「日本のモテ期は終わっている」令和時代に坂本龍馬が生きていたらどうするか?

「日本のモテ期は終わっている」令和時代に坂本龍馬が生きていたらどうするか?

バンコクに住む(旅行者含む)日本人は10万人にも上ると言われる(tampatra/gettyimages)

「令和時代に坂本龍馬が生きていたら、中央集権国家を造ろうとは思わないでしょうね」

 長崎大学教授の松島大輔さんは、そう断言する。もはや、国家主導ではなく、都市(地域)間でグローバルに戦う時代に入っている。

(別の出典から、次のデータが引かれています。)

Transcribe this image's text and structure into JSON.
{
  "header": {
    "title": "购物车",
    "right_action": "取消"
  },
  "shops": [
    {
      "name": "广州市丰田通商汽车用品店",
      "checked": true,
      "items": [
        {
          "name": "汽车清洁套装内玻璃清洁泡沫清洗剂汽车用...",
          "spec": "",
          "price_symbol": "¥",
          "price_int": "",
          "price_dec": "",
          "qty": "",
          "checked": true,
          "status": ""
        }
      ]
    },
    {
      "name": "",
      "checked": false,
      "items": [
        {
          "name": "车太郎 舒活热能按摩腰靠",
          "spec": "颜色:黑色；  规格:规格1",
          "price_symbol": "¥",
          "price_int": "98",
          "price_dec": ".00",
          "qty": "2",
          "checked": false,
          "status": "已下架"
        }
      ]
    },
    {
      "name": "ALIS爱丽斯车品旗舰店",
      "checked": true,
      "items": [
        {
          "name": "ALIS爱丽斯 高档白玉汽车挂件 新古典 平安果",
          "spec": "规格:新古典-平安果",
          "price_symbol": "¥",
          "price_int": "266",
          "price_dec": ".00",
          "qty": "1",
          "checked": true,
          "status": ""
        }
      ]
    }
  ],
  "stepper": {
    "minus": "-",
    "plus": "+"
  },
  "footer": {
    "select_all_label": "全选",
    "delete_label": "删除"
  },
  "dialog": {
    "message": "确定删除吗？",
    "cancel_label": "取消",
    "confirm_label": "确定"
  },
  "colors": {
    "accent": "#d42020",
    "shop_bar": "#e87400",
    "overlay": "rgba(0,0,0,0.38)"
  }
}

時代の先を見通す目を持った坂本龍馬が今いれば、当然、この変化に気付いていたはず。

 「危機感がないことが一番の危機です」。世の中はどんどん変わっていっているにもかかわらず、日本には危機感が少ない。

 そんな危機感から上梓したのが、『新アジアビジネス グローバルアントレプレナーの教科書』(日経BP)。1997年に経済産業省にキャリアとして入省後、2006〜10年がインド、11〜15年までタイで過ごした。役所勤めで、よくそんな長期で海外駐在しましたね? と尋ねると「自分でポストを作ったんですよ」と、笑う。

■日本のモテ期は終わっている

 松島さんが経産省を辞めて、大学の世界に飛び込んだのは、根っこの部分、つまり「人」から変えていこうと考えたから。「地方→東京→世界」、というこれまでのステップアップではなく、「地方から、即アジア」という人材を育成するという目論見だ。

 2015年から19年まで、この取り組みを総括した内容ともいえるが、本書『新アジアビジネス』である。